Pesquisa do Valor Econômico expõe o perfil dos trabalhadores informais no Brasil e os impactos das plataformas digitais sobre quem trabalha sem proteção.

Por Redacao esquerda.blog
TL;DR · 4 min de leitura

Pesquisa do Valor Econômico expõe o perfil dos trabalhadores informais no Brasil e os impactos das plataformas digitais sobre quem trabalha sem proteção.

Para milhões de brasileiros, o trabalho existe, mas os direitos não. Essa é a realidade da informalidade, problema persistente no mercado de trabalho brasileiro que ganhou nova dimensão com as plataformas digitais. Uma análise do Valor Econômico expõe quem são e onde vivem os mais expostos à precarização.

A economia de plataformas multiplicou oportunidades de renda por aplicativos, mas o acesso mais rápido ao trabalho veio com contrapartida amarga: sem carteira assinada, sem FGTS, sem seguro-desemprego. O trabalhador informal produz, mas arca sozinho com todos os riscos.

Não é fenômeno novo. O Brasil convive com altos índices de informalidade há décadas. O que mudou foi a forma: o celular virou agência de emprego, mas sem nenhuma das garantias que a CLT assegura a quem tem vínculo formal.

Quem paga mais caro

Os mais atingidos pela informalidade são, em geral, os que partem de uma posição de maior vulnerabilidade. Trabalhadores mais pobres e com menos escolaridade são empurrados para ocupações sem registro porque, muitas vezes, é a única saída. A informalidade não é escolha consciente: é a porta que sobra quando as outras estão fechadas.

Esse perfil segue trilhas históricas de desigualdade. Pesquisas do IBGE já mostraram que mulheres e trabalhadores negros aparecem de forma desproporcional nas estatísticas de trabalho sem carteira. A precarização tem endereço e tem cor.

Entregadores e motoristas de aplicativo têm mais visibilidade pública do que nunca, mas seguem sem o reconhecimento legal que garantiria aposentadoria, licença médica e férias remuneradas. A tecnologia avançou; os direitos, não.

O que os dados federais revelam

De acordo com informações divulgadas pela TVT News em dezembro de 2025, entre 2022 e 2024 quase 9 milhões de brasileiros saíram da pobreza e outros 13 milhões deixaram a extrema pobreza.

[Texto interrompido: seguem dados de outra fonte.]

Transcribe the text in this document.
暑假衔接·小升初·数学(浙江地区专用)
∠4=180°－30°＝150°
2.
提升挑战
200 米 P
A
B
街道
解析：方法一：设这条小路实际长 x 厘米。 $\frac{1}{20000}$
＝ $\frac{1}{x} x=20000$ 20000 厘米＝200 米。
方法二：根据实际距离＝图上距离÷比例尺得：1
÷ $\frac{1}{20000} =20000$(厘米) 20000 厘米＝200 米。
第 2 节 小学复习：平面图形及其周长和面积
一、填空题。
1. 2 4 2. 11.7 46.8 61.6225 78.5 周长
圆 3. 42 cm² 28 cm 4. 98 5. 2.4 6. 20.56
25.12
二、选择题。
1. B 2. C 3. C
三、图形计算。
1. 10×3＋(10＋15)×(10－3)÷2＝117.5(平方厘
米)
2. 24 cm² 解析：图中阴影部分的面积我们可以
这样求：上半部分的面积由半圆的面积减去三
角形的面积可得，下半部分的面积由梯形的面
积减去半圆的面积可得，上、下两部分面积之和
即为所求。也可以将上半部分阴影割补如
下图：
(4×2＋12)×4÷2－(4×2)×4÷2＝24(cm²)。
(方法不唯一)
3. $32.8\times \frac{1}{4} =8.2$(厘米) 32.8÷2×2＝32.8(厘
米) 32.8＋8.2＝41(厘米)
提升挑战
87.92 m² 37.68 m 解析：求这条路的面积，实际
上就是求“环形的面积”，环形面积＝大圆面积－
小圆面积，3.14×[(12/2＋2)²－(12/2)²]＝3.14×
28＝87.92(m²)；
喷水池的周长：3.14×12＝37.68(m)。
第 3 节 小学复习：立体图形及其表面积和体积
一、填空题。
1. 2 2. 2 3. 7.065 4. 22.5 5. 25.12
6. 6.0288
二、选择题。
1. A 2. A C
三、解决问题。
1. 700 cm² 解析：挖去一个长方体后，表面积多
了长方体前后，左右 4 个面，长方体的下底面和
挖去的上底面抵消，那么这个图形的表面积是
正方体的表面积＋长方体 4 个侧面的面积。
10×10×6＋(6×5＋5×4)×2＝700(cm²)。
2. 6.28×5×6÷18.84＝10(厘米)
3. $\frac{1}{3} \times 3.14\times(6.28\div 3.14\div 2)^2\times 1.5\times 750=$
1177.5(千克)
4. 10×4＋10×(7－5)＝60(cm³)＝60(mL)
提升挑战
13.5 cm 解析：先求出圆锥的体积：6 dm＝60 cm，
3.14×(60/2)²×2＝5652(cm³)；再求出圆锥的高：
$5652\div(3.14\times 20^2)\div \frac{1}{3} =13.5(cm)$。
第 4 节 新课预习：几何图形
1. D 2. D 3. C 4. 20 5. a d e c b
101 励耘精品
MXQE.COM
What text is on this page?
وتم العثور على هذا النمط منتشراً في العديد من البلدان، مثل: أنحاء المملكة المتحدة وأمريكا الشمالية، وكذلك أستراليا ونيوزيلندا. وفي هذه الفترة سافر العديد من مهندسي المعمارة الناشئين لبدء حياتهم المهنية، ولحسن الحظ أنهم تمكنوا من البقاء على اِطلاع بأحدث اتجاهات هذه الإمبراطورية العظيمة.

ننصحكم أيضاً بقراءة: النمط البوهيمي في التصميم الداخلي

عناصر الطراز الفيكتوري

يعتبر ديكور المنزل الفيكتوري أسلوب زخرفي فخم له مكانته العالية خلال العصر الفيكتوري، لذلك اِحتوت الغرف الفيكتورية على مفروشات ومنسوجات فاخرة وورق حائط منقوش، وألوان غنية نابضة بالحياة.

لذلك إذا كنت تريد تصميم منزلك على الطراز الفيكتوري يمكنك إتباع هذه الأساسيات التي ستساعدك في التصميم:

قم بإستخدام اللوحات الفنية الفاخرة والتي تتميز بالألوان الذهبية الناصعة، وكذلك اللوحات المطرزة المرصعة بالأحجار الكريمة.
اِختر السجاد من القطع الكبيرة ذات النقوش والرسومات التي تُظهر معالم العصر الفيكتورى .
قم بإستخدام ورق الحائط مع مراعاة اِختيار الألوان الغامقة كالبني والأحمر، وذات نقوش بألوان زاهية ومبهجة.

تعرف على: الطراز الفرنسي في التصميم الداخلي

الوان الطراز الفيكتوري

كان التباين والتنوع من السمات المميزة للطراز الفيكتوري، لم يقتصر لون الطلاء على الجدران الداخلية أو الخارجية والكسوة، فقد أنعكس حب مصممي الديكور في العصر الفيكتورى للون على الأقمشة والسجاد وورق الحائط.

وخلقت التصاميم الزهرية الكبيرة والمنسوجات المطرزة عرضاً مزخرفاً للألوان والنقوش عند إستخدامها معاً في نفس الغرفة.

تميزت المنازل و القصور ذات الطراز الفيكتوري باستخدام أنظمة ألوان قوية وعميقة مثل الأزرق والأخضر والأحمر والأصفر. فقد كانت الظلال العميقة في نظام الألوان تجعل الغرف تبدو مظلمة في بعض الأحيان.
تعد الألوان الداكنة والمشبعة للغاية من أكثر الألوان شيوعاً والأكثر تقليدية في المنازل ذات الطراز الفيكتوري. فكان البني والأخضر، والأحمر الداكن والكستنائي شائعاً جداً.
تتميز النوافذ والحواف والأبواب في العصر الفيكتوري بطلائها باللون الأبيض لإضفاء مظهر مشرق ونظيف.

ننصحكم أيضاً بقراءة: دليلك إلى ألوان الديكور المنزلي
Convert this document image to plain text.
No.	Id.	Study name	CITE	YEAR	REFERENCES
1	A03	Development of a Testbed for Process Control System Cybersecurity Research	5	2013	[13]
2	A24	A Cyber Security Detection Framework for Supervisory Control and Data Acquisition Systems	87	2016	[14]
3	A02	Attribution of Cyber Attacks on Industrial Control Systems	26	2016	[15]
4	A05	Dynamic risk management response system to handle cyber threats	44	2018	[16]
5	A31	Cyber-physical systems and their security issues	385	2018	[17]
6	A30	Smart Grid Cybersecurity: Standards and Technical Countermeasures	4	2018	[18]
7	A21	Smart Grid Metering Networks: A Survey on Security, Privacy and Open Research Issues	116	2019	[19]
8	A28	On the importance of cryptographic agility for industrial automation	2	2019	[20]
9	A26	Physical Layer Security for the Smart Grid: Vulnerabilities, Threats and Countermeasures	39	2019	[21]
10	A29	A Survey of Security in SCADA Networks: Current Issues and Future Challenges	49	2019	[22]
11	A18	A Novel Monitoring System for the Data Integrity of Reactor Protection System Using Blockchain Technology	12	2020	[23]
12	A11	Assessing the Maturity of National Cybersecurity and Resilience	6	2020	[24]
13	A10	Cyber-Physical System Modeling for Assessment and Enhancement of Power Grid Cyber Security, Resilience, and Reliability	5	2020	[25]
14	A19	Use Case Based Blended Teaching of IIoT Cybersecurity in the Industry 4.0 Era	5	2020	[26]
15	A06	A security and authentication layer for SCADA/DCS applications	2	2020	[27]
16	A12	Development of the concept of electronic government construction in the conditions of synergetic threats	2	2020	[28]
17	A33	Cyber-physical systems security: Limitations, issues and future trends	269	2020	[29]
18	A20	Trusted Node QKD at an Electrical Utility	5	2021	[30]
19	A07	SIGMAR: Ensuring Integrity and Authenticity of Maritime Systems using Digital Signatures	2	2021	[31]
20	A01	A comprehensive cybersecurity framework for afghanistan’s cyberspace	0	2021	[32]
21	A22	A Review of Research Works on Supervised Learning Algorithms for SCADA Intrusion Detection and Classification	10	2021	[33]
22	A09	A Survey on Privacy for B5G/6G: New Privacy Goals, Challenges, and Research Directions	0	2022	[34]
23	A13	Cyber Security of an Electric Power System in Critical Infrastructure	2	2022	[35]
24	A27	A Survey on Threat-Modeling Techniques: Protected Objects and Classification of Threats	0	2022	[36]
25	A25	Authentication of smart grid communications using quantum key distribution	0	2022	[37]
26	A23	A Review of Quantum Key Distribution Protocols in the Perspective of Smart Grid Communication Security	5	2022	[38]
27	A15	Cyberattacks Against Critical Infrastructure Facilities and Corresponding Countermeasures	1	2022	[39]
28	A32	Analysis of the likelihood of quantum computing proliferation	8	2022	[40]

A renda per capita cresceu 4,9%, mas entre os mais pobres o avanço foi de 13,2%, sinal de que as políticas de distribuição de renda alcançaram quem mais precisava.

Parte desse resultado vem da retomada do Bolsa Família. Segundo o portal do governo federal, mais de 21 milhões de famílias receberam o benefício em março de 2023, com valor médio de R$ 670, um recorde histórico. Para quem vive da informalidade, o programa funciona como o único amortecedor contra a ausência total de proteção.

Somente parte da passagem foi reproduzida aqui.